Commet une faute de nature à engager sa responsabilité, l'établissement hospitalier qui n'a pas mis en oeuvre les moyens nécessaires pour identifier le syndrome des loges, nonobstant l'existence de signes évocateurs. Le lien de causalité entre la faute et le dommage étant établie, le préjudice de perte de chance indemnisable s'évalue à une fraction du dommage corporel en fonction de la chance perdue. Tels sont les apports du jugement rendu par le tribunal administratif d'Orléans le 12 mars 2015 (TA Orléans, 12 mars 2015, n° 1204190
N° Lexbase : A1320NEM). En l'espèce, M. P. a été hospitalisé en urgence au centre hospitalier de Dreux à la suite d'un accident d'équitation. Il a été opéré le même jour d'une fracture ouverte du tibia et du péroné gauche. A la suite de cette intervention, M. P. s'est plaint auprès de l'équipe médicale, dès les premières heures qui ont suivi, de douleurs très importantes dans le milieu de la jambe. Un traitement antidouleur à base de morphine lui a lors été prescrit. Continuant de souffrir après sa sortie de l'hôpital, un chirurgien lui a diagnostiqué un syndrome des loges. C'est dans ce contexte que le tribunal administratif a été saisi par M. P. d'une demande tendant à l'indemniser de l'intégralité de ses préjudices. Selon le requérant, le centre hospitalier aurait commis une faute consistant à ne pas avoir, après l'opération, diagnostiqué un syndrome des loges ou pour ne pas avoir procédé aux actes d'investigation qui auraient permis de déceler ce syndrome.
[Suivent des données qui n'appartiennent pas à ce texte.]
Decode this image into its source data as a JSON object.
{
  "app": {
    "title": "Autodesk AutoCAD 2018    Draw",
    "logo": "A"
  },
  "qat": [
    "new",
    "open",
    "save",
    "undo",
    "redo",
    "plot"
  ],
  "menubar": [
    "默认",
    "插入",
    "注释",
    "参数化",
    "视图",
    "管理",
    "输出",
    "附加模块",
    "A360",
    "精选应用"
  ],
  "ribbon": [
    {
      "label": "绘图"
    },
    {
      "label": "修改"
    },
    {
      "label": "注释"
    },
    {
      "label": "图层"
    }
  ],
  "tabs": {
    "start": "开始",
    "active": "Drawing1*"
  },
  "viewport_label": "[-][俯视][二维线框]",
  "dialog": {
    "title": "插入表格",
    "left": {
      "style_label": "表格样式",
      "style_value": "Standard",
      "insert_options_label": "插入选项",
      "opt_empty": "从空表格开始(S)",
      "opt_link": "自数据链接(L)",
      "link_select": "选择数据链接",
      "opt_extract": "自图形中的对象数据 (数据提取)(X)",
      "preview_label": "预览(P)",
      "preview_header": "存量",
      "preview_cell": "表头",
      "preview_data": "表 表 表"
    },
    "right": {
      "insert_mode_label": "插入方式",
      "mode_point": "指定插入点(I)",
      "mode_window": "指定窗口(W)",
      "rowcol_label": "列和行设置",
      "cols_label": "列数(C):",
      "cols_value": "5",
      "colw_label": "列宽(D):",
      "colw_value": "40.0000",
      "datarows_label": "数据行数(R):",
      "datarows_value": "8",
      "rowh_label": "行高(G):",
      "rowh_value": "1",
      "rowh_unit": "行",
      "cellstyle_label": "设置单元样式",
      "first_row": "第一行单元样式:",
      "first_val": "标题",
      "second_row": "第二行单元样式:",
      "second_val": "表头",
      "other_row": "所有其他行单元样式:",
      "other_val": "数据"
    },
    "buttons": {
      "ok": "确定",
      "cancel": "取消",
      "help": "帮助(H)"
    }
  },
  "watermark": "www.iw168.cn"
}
Bien que l'intervention se soit déroulée dans les règles de l'art, le tribunal administratif, après expertise, applique l'article L. 1142-1 du Code de la santé publique (
N° Lexbase : L1910IEH) et retient que l'apparition des signes évocateurs d'un syndrome des loges aurait dû conduire le service à intervenir en urgence. Le centre hospitalier a donc commis une faute susceptible d'engager sa responsabilité en ne mettant pas en oeuvre les moyens nécessaires pour suivre efficacement l'évolution de la nécrose musculaire inhérente au syndrome des loges. Sur la caractérisation du lien de causalité entre la faute et le dommage, le tribunal retient que la faute commise dans la prise en charge du patient a compromis ses chances d'obtenir une amélioration de son état de santé ou d'échapper à son aggravation. Le préjudice indemnisable résultant de la faute commise, n'est pas le préjudice corporel, mais la perte de chance d'éviter la survenance du dommage. Ainsi, la réparation incombant à l'hôpital doit être évaluée à une fraction du dommage corporel en fonction de l'ampleur de la chance perdue. Eu égard à l'importante probabilité que la prise en charge à temps du syndrome des loges aurait permis de traiter cette pathologie, l'ampleur de la perte de chance est évaluée à 100 % .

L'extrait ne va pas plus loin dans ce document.